Meet the mentors: Sophie Morgan, Foundations mentor
As a former Creative Enterprise mentee, BAFTA-nominated producer, consultant, screenwriter and multiplatform content creator Sophie Morgan knows how much difference mentoring schemes can make. Founder of Pontariva, a consultancy providing creative and strategic support to companies in TV, film, digital, audio and games, she helps businesses grow by identifying commercial opportunities and developing outstanding cross-platform content.
If you’ve ever watched RuPaul’s Drag Race, London Ink or Britain’s Next Top Model, you’ve seen her work in action. Sophie started in the industry as a receptionist and knows what it takes to rise to the top and lead global creative firms in LA and London. She brings a can-do, entrepreneurial attitude to the industry, with expertise covering everything from financing to developing cutting edge creative ideas and is ready to help creative founders identify their niche and move forward with confidence.
What motivated you to become a mentor with Creative Enterprise, and what keeps you coming back?
I’ve benefited enormously from visionary mentors in my own career: winning a place on Channel 4’s Development Researcher scheme right at the very beginning of my career is what kickstarted everything for me, so I know first-hand the value of great mentors. I started delivering sessions and mentoring on development and creative leadership at Creative Enterprise a few years ago, and I’ve been a Foundations mentor for the last three years.
In your experience, what are the biggest challenges screen-based founders face when trying to create and grow sustainable businesses – and how does mentoring help?
Right across the creative industries, everybody is concerned about how a fragmenting audience means business is now harder to win. But when you’re running a company, you often don’t have the time or resources to be filtering through new thinking on topics like whether your IP could be exploited more profitably across different platforms or whether Gen AI can help not only improve your processes and workflow but also elevate your creative output – you’re just busy keeping your head down and the lights on. That’s when it’s useful having another pair of eyes - somebody who can read the landscape from a different vantage point and give you another way of looking at things. That’s how mentoring helps.
Foundations is a business development programme for founders. What’s the benefit of gaining a business development background as a creative?
Business development and business thinking is very like creative thinking: it’s just problem solving. By harnessing the out-of-the-box creative thinking you use to develop content or tell stories and applying that problem solving to your business strategy, can give you a real advantage. But you need to know what the problems are before you start working out how to solve them, and sometimes if you're really new in the industry, you don't know what these problems are – for your buyer and your audience – so you end up diverting your energy in less profitable ways.
Understanding and fully inhabiting your niche, knowing how to diversify your revenue streams and effectively exploit your IP, collaborating smartly, moving quickly to embrace not just new trends but whole new market segments and ways of working is vital right now. Smaller companies need to do this the most because they’re more likely have quite vulnerable revenue streams, but they’re also the ones small and agile enough to do it quickly.
How would you describe your approach to mentoring and what do you think makes it effective for screen/creative businesses?

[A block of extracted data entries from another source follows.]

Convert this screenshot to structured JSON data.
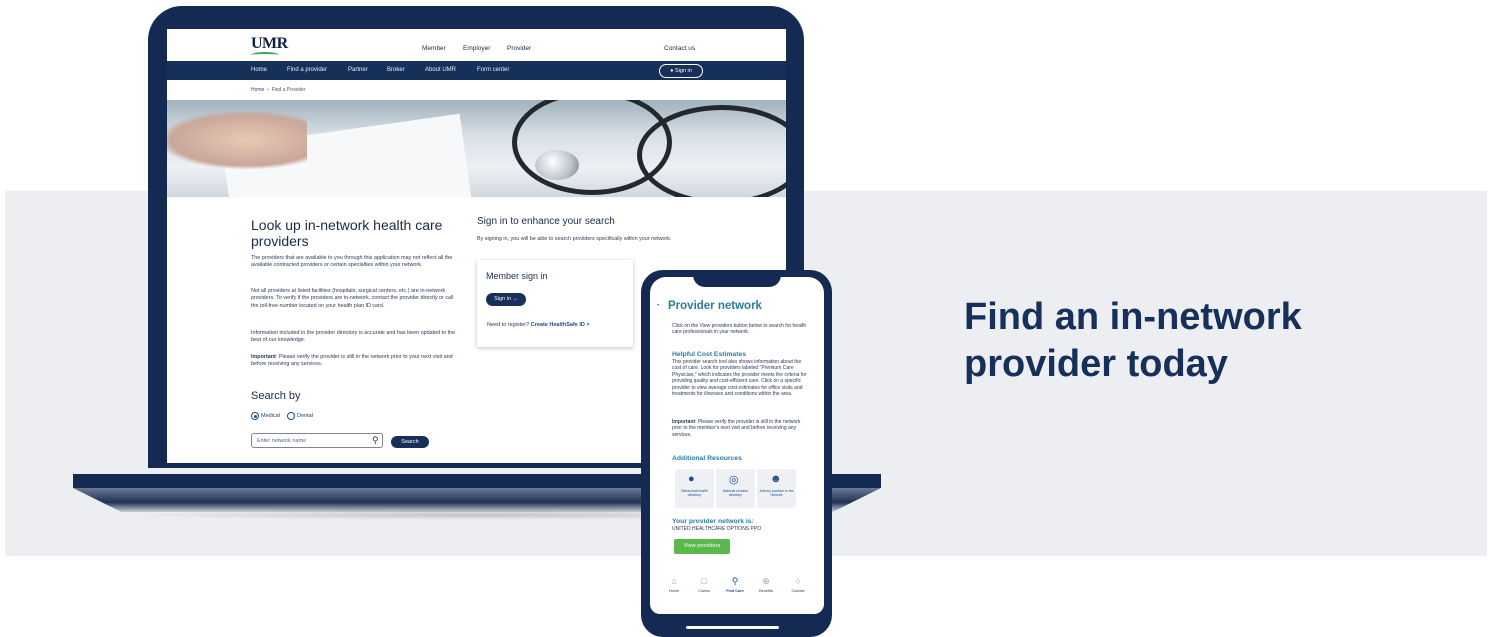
{
  "tagline": "Find an in-network provider today",
  "laptop_site": {
    "logo": "UMR",
    "top_nav": [
      "Member",
      "Employer",
      "Provider"
    ],
    "contact": "Contact us",
    "main_nav": [
      "Home",
      "Find a provider",
      "Partner",
      "Broker",
      "About UMR",
      "Form center"
    ],
    "signin_label": "Sign in",
    "breadcrumb": {
      "home": "Home",
      "separator": "›",
      "current": "Find a Provider"
    },
    "lookup": {
      "heading": "Look up in-network health care providers",
      "para1": "The providers that are available to you through this application may not reflect all the available contracted providers or certain specialties within your network.",
      "para2": "Not all providers at listed facilities (hospitals, surgical centers, etc.) are in-network providers. To verify if the providers are in-network, contact the provider directly or call the toll-free number located on your health plan ID card.",
      "para3": "Information included in the provider directory is accurate and has been updated to the best of our knowledge.",
      "para4_bold": "Important",
      "para4_rest": ": Please verify the provider is still in the network prior to your next visit and before receiving any services."
    },
    "search_by": {
      "heading": "Search by",
      "options": [
        "Medical",
        "Dental"
      ],
      "selected": "Medical",
      "input_placeholder": "Enter network name",
      "button": "Search"
    },
    "signin_section": {
      "heading": "Sign in to enhance your search",
      "desc": "By signing in, you will be able to search providers specifically within your network.",
      "card_title": "Member sign in",
      "card_button": "Sign in →",
      "register_text": "Need to register?",
      "register_link": "Create HealthSafe ID >"
    }
  },
  "phone_app": {
    "title": "Provider network",
    "intro": "Click on the View providers button below to search for health care professionals in your network.",
    "cost_heading": "Helpful Cost Estimates",
    "cost_text": "This provider search tool also shows information about the cost of care. Look for providers labeled \"Premium Care Physician,\" which indicates the provider meets the criteria for providing quality and cost-efficient care. Click on a specific provider to view average cost estimates for office visits and treatments for illnesses and conditions within the area.",
    "important_bold": "Important",
    "important_rest": ": Please verify the provider is still in the network prior to the member's next visit and before receiving any services.",
    "resources_heading": "Additional Resources",
    "resources": [
      {
        "label": "Behavioral health directory",
        "icon": "brain-icon"
      },
      {
        "label": "National vendors directory",
        "icon": "globe-icon"
      },
      {
        "label": "Add my provider to the network",
        "icon": "add-provider-icon"
      }
    ],
    "network_heading": "Your provider network is:",
    "network_name": "UNITED HEALTHCARE OPTIONS PPO",
    "view_button": "View providers",
    "tabs": [
      {
        "label": "Home",
        "icon": "home-icon"
      },
      {
        "label": "Claims",
        "icon": "claims-icon"
      },
      {
        "label": "Find Care",
        "icon": "search-icon"
      },
      {
        "label": "Benefits",
        "icon": "benefits-icon"
      },
      {
        "label": "Contact",
        "icon": "chat-icon"
      }
    ],
    "active_tab": "Find Care"
  },
  "colors": {
    "navy": "#16305a",
    "teal": "#2a7d9d",
    "green": "#5bb84d",
    "band": "#eceef1"
  }
}
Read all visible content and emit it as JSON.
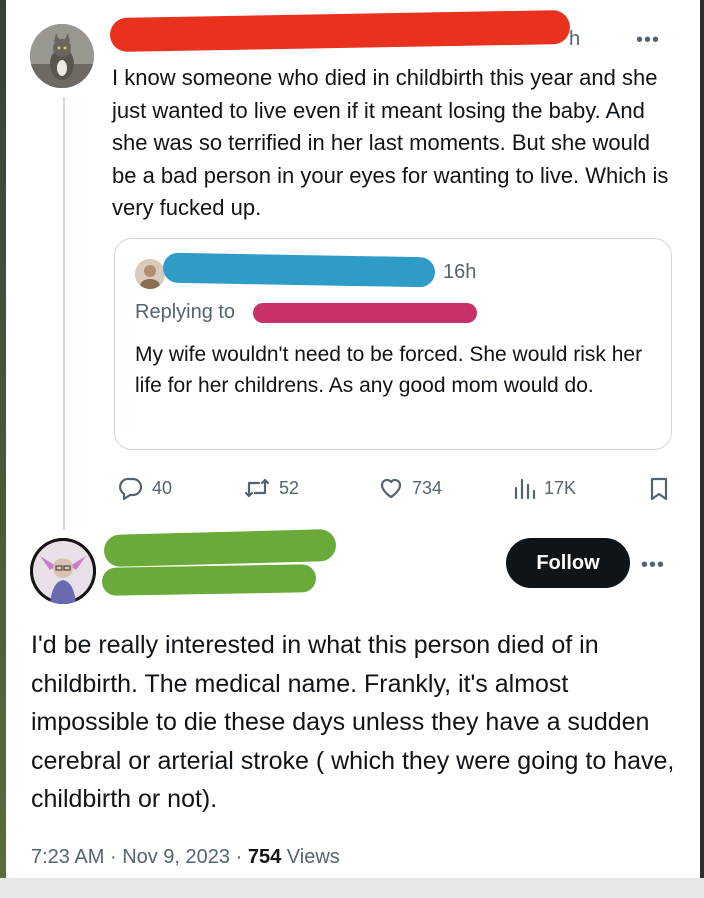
{
  "tweet1": {
    "time_partial": "h",
    "body": "I know someone who died in childbirth this year and she just wanted to live even if it meant losing the baby. And she was so terrified in her last moments. But she would be a bad person in your eyes for wanting to live. Which is very fucked up.",
    "quoted": {
      "time": "16h",
      "replying_to": "Replying to",
      "body": "My wife wouldn't need to be forced. She would risk her life for her childrens. As any good mom would do."
    },
    "actions": {
      "replies": "40",
      "reposts": "52",
      "likes": "734",
      "views": "17K"
    }
  },
  "tweet2": {
    "follow_label": "Follow",
    "body": "I'd be really interested in what this person died of in childbirth. The medical name. Frankly, it's almost impossible to die these days unless they have a sudden cerebral or arterial stroke ( which they were going to have, childbirth or not).",
    "meta": {
      "time": "7:23 AM",
      "sep1": "·",
      "date": "Nov 9, 2023",
      "sep2": "·",
      "views_count": "754",
      "views_label": "Views"
    }
  },
  "more_glyph": "•••",
  "colors": {
    "redact_red": "#e8321e",
    "redact_blue": "#2f9cc8",
    "redact_pink": "#c8306a",
    "redact_green": "#6aaa3a",
    "text": "#0f1419",
    "secondary": "#536471",
    "border": "#cfd9de"
  },
  "icons": [
    "reply-icon",
    "repost-icon",
    "like-icon",
    "views-icon",
    "bookmark-icon",
    "more-icon"
  ]
}
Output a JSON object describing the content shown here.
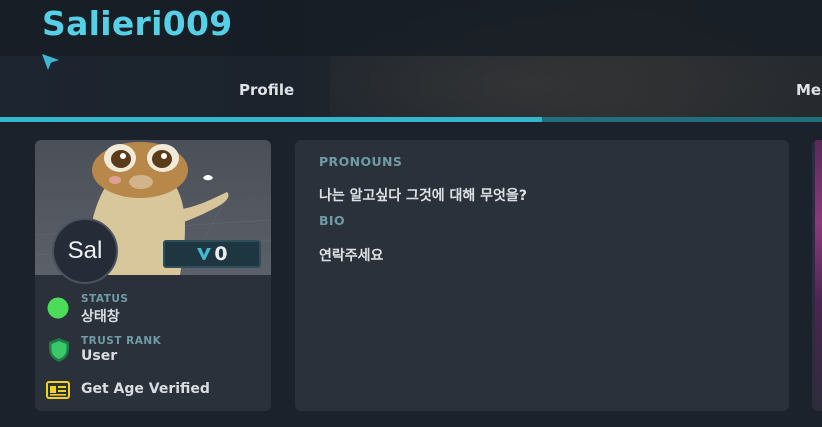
{
  "header": {
    "username": "Salieri009"
  },
  "tabs": [
    {
      "label": "Profile"
    },
    {
      "label": "Me"
    }
  ],
  "profile_card": {
    "avatar_initials": "Sal",
    "currency_value": "0",
    "status": {
      "label": "STATUS",
      "value": "상태창"
    },
    "trust_rank": {
      "label": "TRUST RANK",
      "value": "User"
    },
    "age_verify": {
      "label": "Get Age Verified"
    }
  },
  "about": {
    "pronouns_label": "PRONOUNS",
    "pronouns_value": "나는 알고싶다 그것에 대해 무엇을?",
    "bio_label": "BIO",
    "bio_value": "연락주세요"
  },
  "colors": {
    "accent": "#34b5cb",
    "username": "#55d0e6",
    "status_online": "#4cdc5a",
    "trust_shield": "#3cc86a",
    "age_icon": "#f5cf22",
    "card_bg": "#2b313b",
    "page_bg": "#1b222c"
  },
  "icons": {
    "cursor": "cursor-arrow-icon",
    "currency": "vrchat-v-icon",
    "status": "status-dot-icon",
    "trust": "shield-icon",
    "age": "id-card-icon"
  }
}
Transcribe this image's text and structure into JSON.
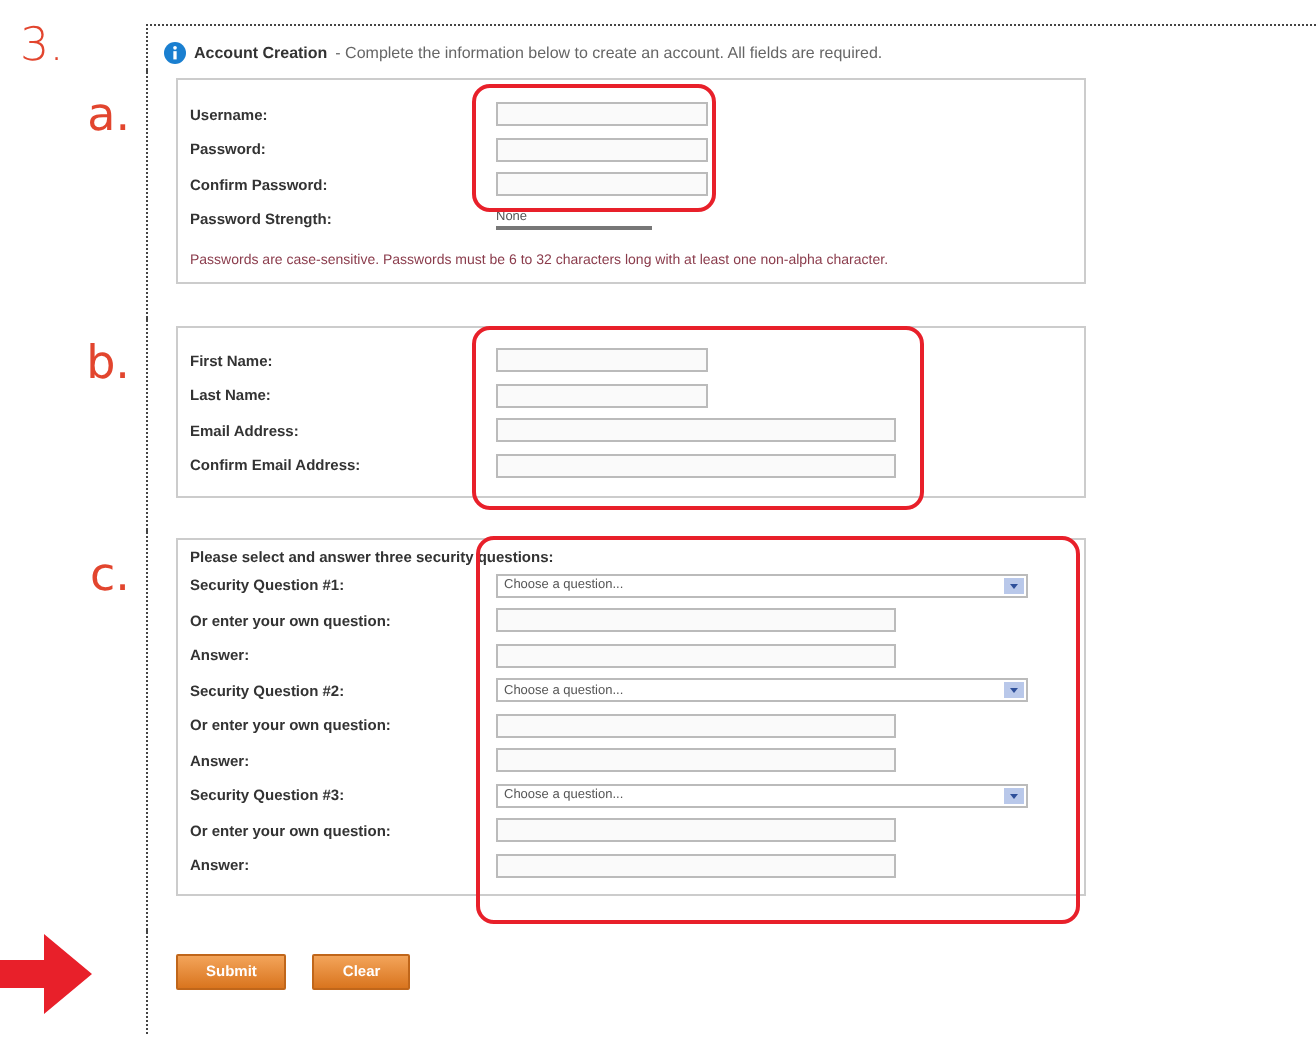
{
  "step": "3.",
  "header": {
    "title": "Account Creation",
    "description": "- Complete the information below to create an account. All fields are required."
  },
  "sections": [
    {
      "marker": "a.",
      "fields": [
        {
          "kind": "short",
          "label": "Username:"
        },
        {
          "kind": "short",
          "label": "Password:"
        },
        {
          "kind": "short",
          "label": "Confirm Password:"
        },
        {
          "kind": "meter",
          "label": "Password Strength:",
          "reading": "None",
          "level": 0
        }
      ],
      "note": "Passwords are case-sensitive. Passwords must be 6 to 32 characters long with at least one non-alpha character."
    },
    {
      "marker": "b.",
      "fields": [
        {
          "kind": "short",
          "label": "First Name:"
        },
        {
          "kind": "short",
          "label": "Last Name:"
        },
        {
          "kind": "long",
          "label": "Email Address:"
        },
        {
          "kind": "long",
          "label": "Confirm Email Address:"
        }
      ]
    },
    {
      "marker": "c.",
      "heading": "Please select and answer three security questions:",
      "fields": [
        {
          "kind": "select",
          "label": "Security Question #1:",
          "value": "Choose a question..."
        },
        {
          "kind": "long",
          "label": "Or enter your own question:"
        },
        {
          "kind": "long",
          "label": "Answer:"
        },
        {
          "kind": "select",
          "label": "Security Question #2:",
          "value": "Choose a question..."
        },
        {
          "kind": "long",
          "label": "Or enter your own question:"
        },
        {
          "kind": "long",
          "label": "Answer:"
        },
        {
          "kind": "select",
          "label": "Security Question #3:",
          "value": "Choose a question..."
        },
        {
          "kind": "long",
          "label": "Or enter your own question:"
        },
        {
          "kind": "long",
          "label": "Answer:"
        }
      ]
    }
  ],
  "buttons": [
    "Submit",
    "Clear"
  ]
}
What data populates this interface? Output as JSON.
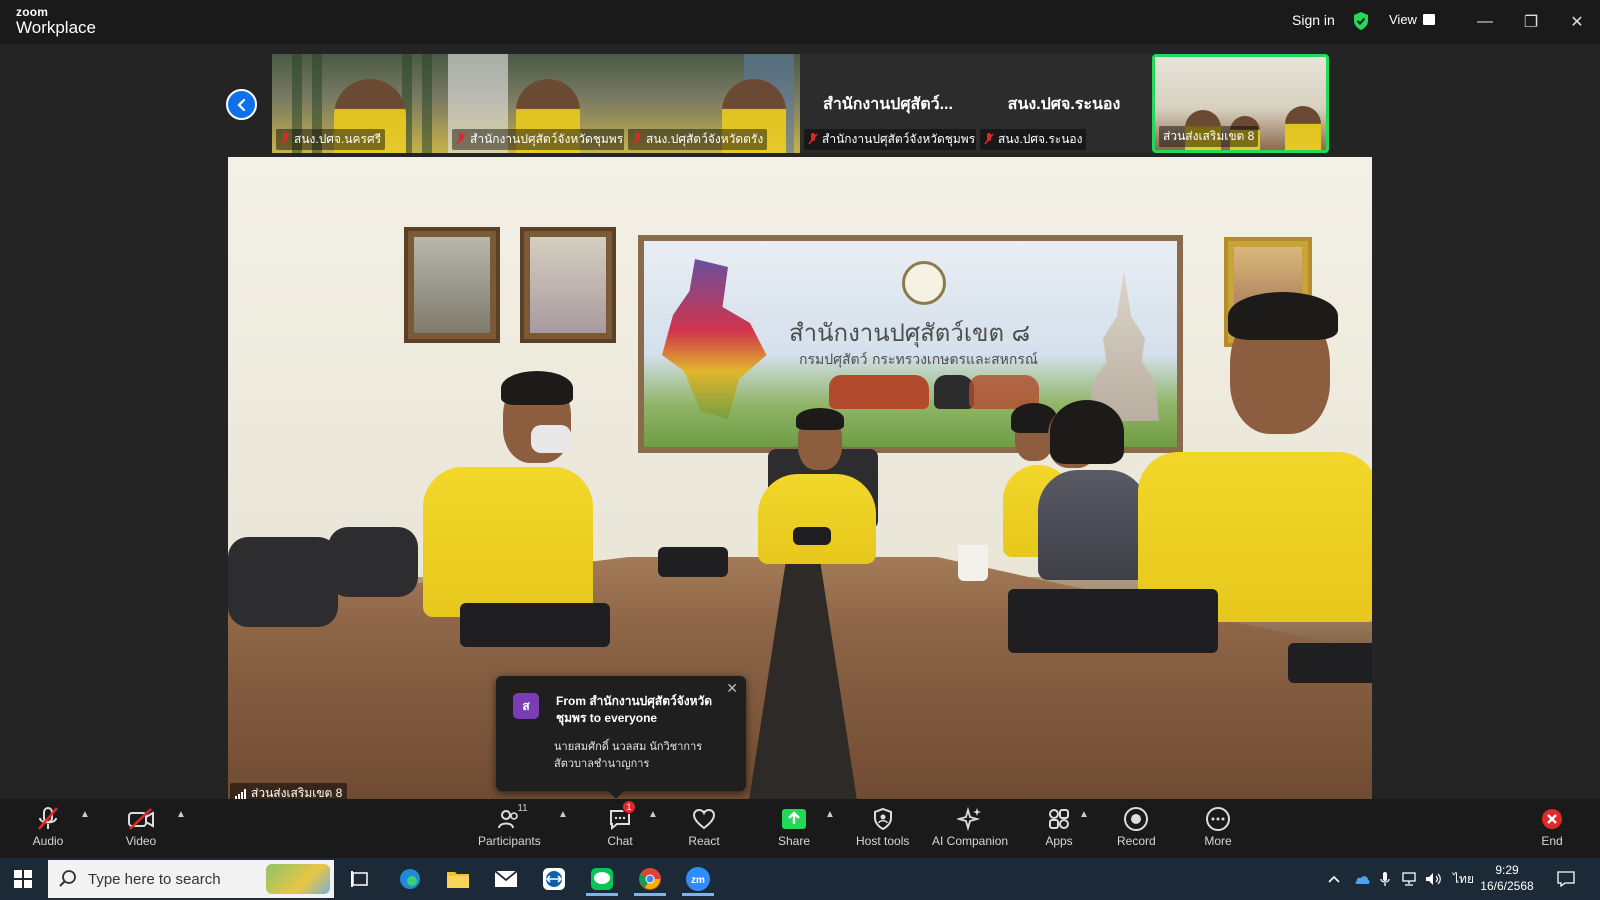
{
  "titlebar": {
    "logo_top": "zoom",
    "logo_bottom": "Workplace",
    "sign_in": "Sign in",
    "view": "View"
  },
  "thumbnails": [
    {
      "name": "สนง.ปศจ.นครศรี",
      "video": true,
      "muted": true
    },
    {
      "name": "สำนักงานปศุสัตว์จังหวัดชุมพร",
      "video": true,
      "muted": true
    },
    {
      "name": "สนง.ปศุสัตว์จังหวัดตรัง",
      "video": true,
      "muted": true
    },
    {
      "name": "สำนักงานปศุสัตว์จังหวัดชุมพร",
      "display_name": "สำนักงานปศุสัตว์...",
      "video": false,
      "muted": true
    },
    {
      "name": "สนง.ปศจ.ระนอง",
      "display_name": "สนง.ปศจ.ระนอง",
      "video": false,
      "muted": true
    },
    {
      "name": "ส่วนส่งเสริมเขต 8",
      "video": true,
      "muted": false,
      "active": true
    }
  ],
  "main_video": {
    "speaker": "ส่วนส่งเสริมเขต 8",
    "banner_title": "สำนักงานปศุสัตว์เขต ๘",
    "banner_subtitle": "กรมปศุสัตว์ กระทรวงเกษตรและสหกรณ์"
  },
  "chat_popup": {
    "avatar_letter": "ส",
    "from": "From สำนักงานปศุสัตว์จังหวัดชุมพร to everyone",
    "message": "นายสมศักดิ์ นวลสม นักวิชาการสัตวบาลชำนาญการ"
  },
  "toolbar": {
    "audio": "Audio",
    "video": "Video",
    "participants": "Participants",
    "participants_count": "11",
    "chat": "Chat",
    "chat_badge": "1",
    "react": "React",
    "share": "Share",
    "host_tools": "Host tools",
    "ai_companion": "AI Companion",
    "apps": "Apps",
    "record": "Record",
    "more": "More",
    "end": "End"
  },
  "taskbar": {
    "search_placeholder": "Type here to search",
    "language": "ไทย",
    "time": "9:29",
    "date": "16/6/2568"
  },
  "colors": {
    "accent_blue": "#0e71eb",
    "active_green": "#23d959",
    "share_green": "#23d959",
    "end_red": "#e02828",
    "mute_red": "#e02828"
  }
}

I try to adapt my style to the personalities involved, tailoring my mentoring to the very specific needs of the individual or company being mentored. I have a research chat at the beginning where I listen to what the practical business and creative problems are. At the same time, I’m reading between the lines to see what other problems there might be: maybe you have two MDs who have conflicting views about the direction of the business, or perhaps you’re a new mum with insecurities about re-entering the workplace. I try to make sure there’s a really human element to my mentoring.
What have you learned from mentoring that’s influenced your own work or perspective?
Most people go into the creative industries because they’re passionate about discovering thoughtful and imaginative ways to explore the human condition. Not many go into it because they love planning revenue milestones. What I've learned is that you absolutely 100% have to think like an entrepreneur if you're going to succeed in running a creative business in this current climate. It’s not enough to have great creative content; you also have to think really smartly about who you’re going to sell that content to, why an audience will want it and how you’re going to let them know it’s there. And if you can't sell it in the format you devised, is there another way you can reconfigure it? It sounds a bit soulless, but actually I think it encourages creative thinking. You have to be evolving and reiterating and experimenting all the time: it's not a place for people with a fixed mindset.
If you could give one piece of advice to any founder starting out today, what would it be?
Think like an entrepreneur. You've always had to consider your audience, but now you also have to think about how you can find them – how you can meet your audience where they are and why they will watch your content when there is so much else out there. You need to identify your brand very early on too and what makes your approach distinct. It's so competitive at the moment that having a really clear proposition and being really passionate about what you do and why you do it will go a long way in helping win business.
The final advice I’d give is to lean into your niche. It sounds counterintuitive in a risk-averse climate but finding a clever way to make a niche topic mainstream is more exciting to a buyer than making a mainstream topic even more mainstream. So don't be afraid of being niche.